While she doesn’t plan to pursue a career in fashion, Murray hopes to study engineering, where she sees a clear connection between design and structure. “Sewing involves math, design, discipline, perseverance, and so much more,” she notes.

For White, the most meaningful outcomes extend beyond the museum. She has watched students altering their own clothing, cutting, resewing, and reimagining garments as part of everyday life. Many return every year, sometimes starting as models before stepping into design roles, or observing one year before committing fully.

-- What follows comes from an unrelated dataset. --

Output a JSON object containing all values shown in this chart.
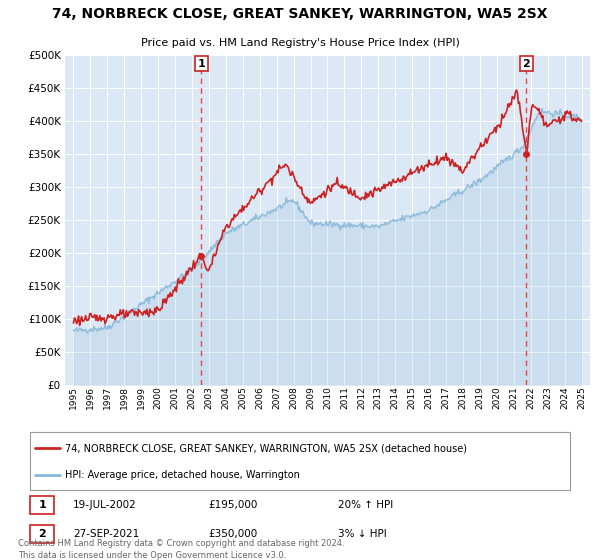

“We see the runway not as a one-night performance, but as part of an ongoing creative relationship,” White says. “You can see that continuity and confidence building over time.”

Rath’s confidence was unmistakable as her creation closed the show.

“Making the dress and modeling it myself on the runway showed me I can make something and stand  by it,” Rath exclaimed. 


The teen fashion program is supported by the Keith Haring Foundation.